Five U.S. companies will disclose their political donations after reaching a settlement with New York’s pension fund, state Comptroller Tom DiNapoli announced Thursday.
The disclosure agreement reached with the companies comes after the fund used its leverage as a shareholder to push for change.
“The American political system is so deeply divided that one wonders if it makes sense for corporations to spend money on political causes,” DiNapoli said. “At a minimum, investors need full transparency and accountability about the use of corporate money to advance political agendas so that we can determine whether it furthers a company’s business strategy or puts her in danger. Companies that have accepted these disclosures are setting a good example for their peers to follow.

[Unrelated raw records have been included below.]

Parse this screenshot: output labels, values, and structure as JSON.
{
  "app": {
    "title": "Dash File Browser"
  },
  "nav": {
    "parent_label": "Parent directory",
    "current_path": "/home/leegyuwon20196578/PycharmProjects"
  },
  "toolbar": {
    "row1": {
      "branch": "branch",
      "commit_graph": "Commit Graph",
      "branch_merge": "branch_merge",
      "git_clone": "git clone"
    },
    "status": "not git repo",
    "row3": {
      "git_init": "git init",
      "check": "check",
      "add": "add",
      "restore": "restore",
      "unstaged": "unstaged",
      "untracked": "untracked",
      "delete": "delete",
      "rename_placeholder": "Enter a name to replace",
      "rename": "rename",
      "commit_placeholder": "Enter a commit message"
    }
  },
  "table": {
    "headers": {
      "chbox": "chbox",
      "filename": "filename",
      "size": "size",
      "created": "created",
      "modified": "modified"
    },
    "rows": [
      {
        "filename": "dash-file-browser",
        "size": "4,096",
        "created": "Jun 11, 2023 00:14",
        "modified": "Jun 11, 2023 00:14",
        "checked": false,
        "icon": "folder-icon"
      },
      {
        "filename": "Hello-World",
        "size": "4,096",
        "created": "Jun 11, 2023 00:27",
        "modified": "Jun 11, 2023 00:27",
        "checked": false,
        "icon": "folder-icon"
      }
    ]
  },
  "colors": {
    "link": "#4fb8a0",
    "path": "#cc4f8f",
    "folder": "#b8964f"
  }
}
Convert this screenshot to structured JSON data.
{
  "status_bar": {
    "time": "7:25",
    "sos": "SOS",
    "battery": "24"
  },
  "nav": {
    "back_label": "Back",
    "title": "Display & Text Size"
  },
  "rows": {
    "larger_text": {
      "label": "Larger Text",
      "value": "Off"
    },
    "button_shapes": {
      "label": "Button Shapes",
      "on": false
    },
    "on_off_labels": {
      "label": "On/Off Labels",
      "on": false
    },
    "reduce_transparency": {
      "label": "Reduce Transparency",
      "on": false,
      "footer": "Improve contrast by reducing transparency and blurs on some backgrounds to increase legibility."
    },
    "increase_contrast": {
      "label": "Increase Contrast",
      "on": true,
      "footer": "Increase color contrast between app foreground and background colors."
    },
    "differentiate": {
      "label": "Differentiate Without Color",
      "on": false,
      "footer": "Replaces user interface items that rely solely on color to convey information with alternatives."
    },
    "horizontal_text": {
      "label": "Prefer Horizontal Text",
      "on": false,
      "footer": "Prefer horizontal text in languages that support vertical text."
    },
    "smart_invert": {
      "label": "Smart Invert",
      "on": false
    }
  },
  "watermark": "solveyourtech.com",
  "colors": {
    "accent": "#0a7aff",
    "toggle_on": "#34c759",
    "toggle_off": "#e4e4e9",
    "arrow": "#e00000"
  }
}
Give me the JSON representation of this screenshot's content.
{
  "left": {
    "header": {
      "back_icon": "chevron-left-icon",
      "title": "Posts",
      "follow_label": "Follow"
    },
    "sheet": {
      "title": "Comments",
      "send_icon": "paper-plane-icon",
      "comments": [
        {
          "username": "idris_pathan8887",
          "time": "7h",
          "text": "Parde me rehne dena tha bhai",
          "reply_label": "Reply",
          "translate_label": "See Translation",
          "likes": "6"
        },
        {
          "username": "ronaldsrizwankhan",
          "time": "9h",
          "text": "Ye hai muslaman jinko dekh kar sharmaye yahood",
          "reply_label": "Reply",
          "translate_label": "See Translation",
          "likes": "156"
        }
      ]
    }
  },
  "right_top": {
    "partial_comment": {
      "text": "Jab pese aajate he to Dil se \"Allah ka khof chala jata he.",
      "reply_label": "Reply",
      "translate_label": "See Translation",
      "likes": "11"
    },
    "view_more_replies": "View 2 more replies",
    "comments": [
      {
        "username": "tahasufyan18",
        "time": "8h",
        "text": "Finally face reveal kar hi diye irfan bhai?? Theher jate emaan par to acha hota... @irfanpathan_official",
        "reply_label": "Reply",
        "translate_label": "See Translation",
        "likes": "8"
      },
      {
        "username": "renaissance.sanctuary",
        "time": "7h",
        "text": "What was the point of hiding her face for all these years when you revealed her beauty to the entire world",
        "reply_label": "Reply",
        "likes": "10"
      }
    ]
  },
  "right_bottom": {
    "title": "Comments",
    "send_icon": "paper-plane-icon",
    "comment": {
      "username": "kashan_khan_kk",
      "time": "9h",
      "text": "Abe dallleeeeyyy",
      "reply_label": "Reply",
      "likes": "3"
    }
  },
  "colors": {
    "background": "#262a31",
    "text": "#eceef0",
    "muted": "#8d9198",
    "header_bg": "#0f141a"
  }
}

The five companies that have agreed to disclose their campaign donations are Las Vegas Sands Corp., computer networking company VeriSign Inc., cruise line Royal Caribbean Cruises Ltd., insurance company The Progressive Corp. and cosmetics retailer Ulta Beauty Inc. Meanwhile, a majority of Twitter, Inc. shareholders have asked the company to disclose its political donations as well, DiNapoli said.
Over the past decade, the Comptroller’s Office has sought to use pension fund investments in major U.S. corporations to enforce political donation disclosure rules after court rulings imposed limits on when contributions to political causes and candidates must be disclosed.